Menés depuis plusieurs années, une quinzaine de projets pilote d'enseignement bilingue, dès l'entrée à l'école, font peu à peu tomber les réticences contre cette nouvelle forme de sensibilisation à l'allemand dans la partie francophone du canton de Fribourg.

La partie est cependant loin d'être gagnée. Le référendum lancé contre la loi prévoyant l'extension progressive de ces méthodes à l'ensemble des communes du canton est alimenté par les craintes des enseignants face à cette réforme aux contours pédagogiques et pratiques encore flous, mais également par la réticence de responsables communaux face aux dépenses nouvelles imposées par l'Etat (Le Temps des 17 décembre 1999 et 18 janvier 2000).

L'exemple des six communes regroupées autour de celle de Rue, près de la frontière vaudoise entre Oron et Moudon, montre que le bilinguisme est tout à fait praticable sans frais supplémentaires en zone rurale, loin de la frontière des langues.

«Les parents réagissent très favorablement. Ils se rendent compte que la sensibilisation à l'allemand dès le plus jeune âge, puis la maîtrise d'une seconde langue, constitue un atout supplémentaire en main de leurs enfants», souligne Brigitte Kauffmann, présidente de la commission scolaire de Rue et environs.

Une expérience encore fragile

Le changement s'est fait en douceur, par la mise à profit du départ naturel d'enseignants. «Nous avons progressivement remplacé des heures d'enseignement en français par des heures en allemand grâce à l'engagement de maîtres bilingues.» Le coût de ce projet pilote lancé il y a quatre ans est presque nul.

La sensibilisation à l'allemand commence dès l'école enfantine lors de six périodes réparties sur trois jours. La poursuite à l'école primaire sur un rythme soutenu ne sera cependant possible qu'après l'acceptation définitive de la loi qui prévoit 15 à 20% de l'enseignement donné dans la langue dite partenaire.

Dans la région de Rue, les travaux manuels sont donnés en allemand durant les quatre premières années primaires, puis la gymnastique dès la cinquième.
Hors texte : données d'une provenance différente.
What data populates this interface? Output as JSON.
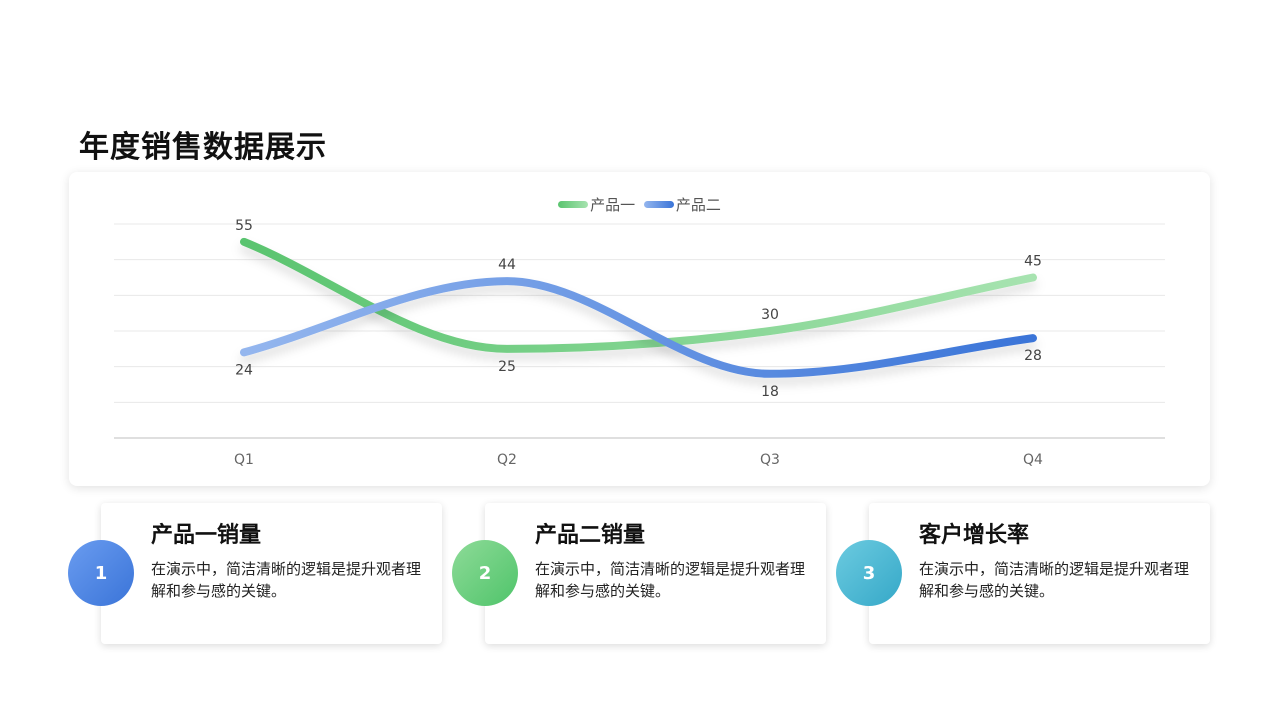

L'expérience s'est étendue et concerne aujourd'hui près de 500 élèves. Durant la phase initiale, les parents ont été invités à suivre un cours de perfectionnement en allemand. Une trentaine de personnes, soit plus de 5% de la population de Rue, en a profité. Par ailleurs, l'allemand est enseigné par une maîtresse spécialisée qui a suivi une année de formation à Munich.

L'expérience demeure pourtant fragile. Elle se heurte au vide juridique et à la crainte d'une partie du corps enseignant de devoir céder des heures de cours à des collègues bilingues.

«Nous devons constamment jongler. La viabilité du projet repose sur deux personnes», relève Brigitte Kauffmann. Dans un système scolaire hiérarchisé et partiellement sclérosé, la pression des parents, et des enfants, entièrement satisfaits de cette nouvelle forme d'enseignement par immersion, s'avère souvent insuffisante. Ce constat, valable pour la région de Rue, l'est aussi pour certaines communes de l'agglomération fribourgeoise engagées dans des projets pilote du même type.